Todas essas autorizações, no entanto, vieram acompanhadas de uma série de restrições do TSE. Em praticamente todas, não se permite menção ao governo federal e, em várias, a propaganda sequer poderia divulgar o endereço eletrônico gov.br, que disponibiliza uma série de serviços online para os cidadãos. Os ministros permitiram apenas a aparição do ministério responsável pelo programa e do link específico para ele na internet.

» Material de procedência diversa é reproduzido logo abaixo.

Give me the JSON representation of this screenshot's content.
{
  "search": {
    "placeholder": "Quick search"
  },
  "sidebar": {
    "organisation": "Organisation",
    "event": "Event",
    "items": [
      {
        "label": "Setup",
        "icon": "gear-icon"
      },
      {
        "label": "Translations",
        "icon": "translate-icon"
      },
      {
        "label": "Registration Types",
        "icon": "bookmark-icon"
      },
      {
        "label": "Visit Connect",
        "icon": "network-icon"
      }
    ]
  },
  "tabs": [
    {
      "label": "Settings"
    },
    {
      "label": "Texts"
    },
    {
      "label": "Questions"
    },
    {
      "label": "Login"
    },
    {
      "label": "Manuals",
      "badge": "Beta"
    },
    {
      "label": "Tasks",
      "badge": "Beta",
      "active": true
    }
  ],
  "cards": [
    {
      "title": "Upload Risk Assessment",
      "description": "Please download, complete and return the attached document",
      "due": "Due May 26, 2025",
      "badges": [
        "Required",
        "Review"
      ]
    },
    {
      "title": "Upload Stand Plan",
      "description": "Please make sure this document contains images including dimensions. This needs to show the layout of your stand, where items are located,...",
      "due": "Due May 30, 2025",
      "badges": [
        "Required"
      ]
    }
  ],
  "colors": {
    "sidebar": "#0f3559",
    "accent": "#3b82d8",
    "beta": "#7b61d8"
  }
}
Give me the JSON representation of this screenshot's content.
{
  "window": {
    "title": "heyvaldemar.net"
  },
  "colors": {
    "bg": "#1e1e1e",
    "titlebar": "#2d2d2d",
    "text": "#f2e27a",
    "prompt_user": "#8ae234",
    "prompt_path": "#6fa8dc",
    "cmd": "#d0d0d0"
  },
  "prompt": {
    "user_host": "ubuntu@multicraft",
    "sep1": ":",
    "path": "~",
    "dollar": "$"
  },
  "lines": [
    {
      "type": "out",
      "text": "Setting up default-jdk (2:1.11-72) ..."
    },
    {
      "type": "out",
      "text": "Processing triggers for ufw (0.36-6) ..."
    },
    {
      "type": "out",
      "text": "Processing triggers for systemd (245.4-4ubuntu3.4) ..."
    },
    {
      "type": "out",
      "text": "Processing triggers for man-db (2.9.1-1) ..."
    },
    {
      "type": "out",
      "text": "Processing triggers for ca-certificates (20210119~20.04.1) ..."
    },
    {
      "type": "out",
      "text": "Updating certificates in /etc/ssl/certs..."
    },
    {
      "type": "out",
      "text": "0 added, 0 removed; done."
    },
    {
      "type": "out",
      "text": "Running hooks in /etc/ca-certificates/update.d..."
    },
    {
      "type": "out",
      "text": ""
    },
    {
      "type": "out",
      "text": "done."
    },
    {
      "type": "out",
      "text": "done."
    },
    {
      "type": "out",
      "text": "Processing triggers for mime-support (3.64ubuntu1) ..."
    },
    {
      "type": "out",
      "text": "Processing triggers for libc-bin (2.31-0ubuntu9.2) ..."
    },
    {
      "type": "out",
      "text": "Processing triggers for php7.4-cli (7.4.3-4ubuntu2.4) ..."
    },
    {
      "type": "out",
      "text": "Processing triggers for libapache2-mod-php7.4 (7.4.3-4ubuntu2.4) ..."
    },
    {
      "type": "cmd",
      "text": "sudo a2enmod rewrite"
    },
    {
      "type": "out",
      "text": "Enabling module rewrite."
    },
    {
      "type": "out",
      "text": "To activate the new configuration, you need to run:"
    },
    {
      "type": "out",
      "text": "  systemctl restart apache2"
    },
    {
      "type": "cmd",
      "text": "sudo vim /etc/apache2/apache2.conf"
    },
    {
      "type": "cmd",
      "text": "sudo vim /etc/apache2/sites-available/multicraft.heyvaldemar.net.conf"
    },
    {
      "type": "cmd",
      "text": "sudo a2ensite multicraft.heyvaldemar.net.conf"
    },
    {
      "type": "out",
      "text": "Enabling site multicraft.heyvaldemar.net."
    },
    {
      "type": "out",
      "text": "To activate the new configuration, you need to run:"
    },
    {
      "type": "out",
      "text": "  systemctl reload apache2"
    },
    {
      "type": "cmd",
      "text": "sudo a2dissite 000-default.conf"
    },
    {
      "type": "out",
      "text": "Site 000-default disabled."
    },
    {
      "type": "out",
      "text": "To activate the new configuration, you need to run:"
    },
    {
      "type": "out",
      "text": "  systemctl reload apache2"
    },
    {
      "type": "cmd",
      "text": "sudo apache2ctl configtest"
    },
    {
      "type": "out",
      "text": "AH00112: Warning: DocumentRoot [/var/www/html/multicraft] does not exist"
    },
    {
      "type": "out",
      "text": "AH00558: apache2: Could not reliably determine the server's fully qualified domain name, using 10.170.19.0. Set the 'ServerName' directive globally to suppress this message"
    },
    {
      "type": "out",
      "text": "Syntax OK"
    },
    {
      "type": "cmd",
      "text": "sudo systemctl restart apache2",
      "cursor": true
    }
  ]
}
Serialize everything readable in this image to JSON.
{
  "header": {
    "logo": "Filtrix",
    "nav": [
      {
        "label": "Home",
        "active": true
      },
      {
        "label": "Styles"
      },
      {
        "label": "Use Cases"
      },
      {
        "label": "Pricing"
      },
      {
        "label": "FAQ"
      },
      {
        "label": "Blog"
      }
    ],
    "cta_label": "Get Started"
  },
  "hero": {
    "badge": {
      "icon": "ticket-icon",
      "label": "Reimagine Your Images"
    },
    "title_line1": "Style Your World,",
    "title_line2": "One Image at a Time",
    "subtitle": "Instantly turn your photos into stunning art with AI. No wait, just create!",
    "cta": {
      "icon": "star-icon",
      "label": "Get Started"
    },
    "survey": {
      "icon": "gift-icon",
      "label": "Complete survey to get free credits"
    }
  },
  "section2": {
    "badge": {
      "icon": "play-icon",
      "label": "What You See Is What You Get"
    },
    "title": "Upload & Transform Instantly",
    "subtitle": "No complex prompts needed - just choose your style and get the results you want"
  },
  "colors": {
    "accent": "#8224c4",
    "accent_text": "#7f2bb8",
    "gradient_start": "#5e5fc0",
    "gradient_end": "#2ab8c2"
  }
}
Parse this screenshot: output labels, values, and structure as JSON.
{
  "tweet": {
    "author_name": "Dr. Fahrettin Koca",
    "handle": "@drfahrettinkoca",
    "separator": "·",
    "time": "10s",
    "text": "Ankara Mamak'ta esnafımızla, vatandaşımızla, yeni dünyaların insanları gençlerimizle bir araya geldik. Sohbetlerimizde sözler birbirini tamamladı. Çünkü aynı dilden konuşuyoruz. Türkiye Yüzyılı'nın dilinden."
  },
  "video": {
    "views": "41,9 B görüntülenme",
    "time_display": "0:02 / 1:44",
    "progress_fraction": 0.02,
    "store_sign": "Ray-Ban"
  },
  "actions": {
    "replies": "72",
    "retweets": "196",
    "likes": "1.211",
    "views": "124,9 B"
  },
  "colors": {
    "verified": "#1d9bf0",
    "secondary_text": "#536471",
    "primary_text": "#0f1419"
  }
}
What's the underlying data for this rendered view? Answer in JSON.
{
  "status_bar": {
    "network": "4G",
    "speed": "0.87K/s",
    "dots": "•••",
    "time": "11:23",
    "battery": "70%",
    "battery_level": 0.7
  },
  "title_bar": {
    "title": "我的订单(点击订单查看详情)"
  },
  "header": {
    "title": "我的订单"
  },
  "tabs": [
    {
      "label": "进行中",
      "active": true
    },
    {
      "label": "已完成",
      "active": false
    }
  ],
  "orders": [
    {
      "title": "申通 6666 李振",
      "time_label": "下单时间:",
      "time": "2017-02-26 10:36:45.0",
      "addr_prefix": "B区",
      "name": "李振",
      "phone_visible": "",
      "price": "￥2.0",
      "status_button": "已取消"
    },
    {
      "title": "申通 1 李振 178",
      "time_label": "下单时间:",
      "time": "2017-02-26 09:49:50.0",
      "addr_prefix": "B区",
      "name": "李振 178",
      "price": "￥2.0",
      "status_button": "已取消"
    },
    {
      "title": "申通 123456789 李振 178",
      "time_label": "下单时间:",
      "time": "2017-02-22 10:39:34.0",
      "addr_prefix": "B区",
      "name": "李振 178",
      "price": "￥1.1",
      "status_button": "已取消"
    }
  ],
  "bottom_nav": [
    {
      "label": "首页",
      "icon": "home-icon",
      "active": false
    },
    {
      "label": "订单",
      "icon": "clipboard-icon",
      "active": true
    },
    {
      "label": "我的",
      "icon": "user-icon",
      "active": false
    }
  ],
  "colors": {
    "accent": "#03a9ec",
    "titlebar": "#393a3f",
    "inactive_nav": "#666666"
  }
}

Em algumas decisões, Fachin afirmou que a menção ao governo federal implicaria em promoção da atual gestão de Bolsonaro, o que provocaria desequilíbrio na disputa eleitoral. Moraes agiu de forma semelhante, em alguns casos, proibindo até que o endereço na internet do serviço contivesse a abreviação “gov”.
“Defiro a liminar para autorizar a veiculação da referida publicidade institucional, permitida apenas a identificação do Ministério da Saúde, órgão responsável pela campanha, devendo ser afastada no material publicitário, porém, a alusão a sítio da internet contendo, mesmo de forma abreviada, menção ao ‘governo’”, decidiu o ministro, por exemplo, ao autorizar a campanha de incentivo à dose de reforço da vacina contra a Covid.
Dentro do governo, a avaliação é que essas restrições são exageradas e podem prejudicar o acesso fácil a informações úteis para o atendimento nos serviços públicos. A proibição de pronunciamentos também é criticada, pois considera-se que uma manifestação verbal do ministro tem muito mais peso, abrangência e eficácia para incentivar a vacinação.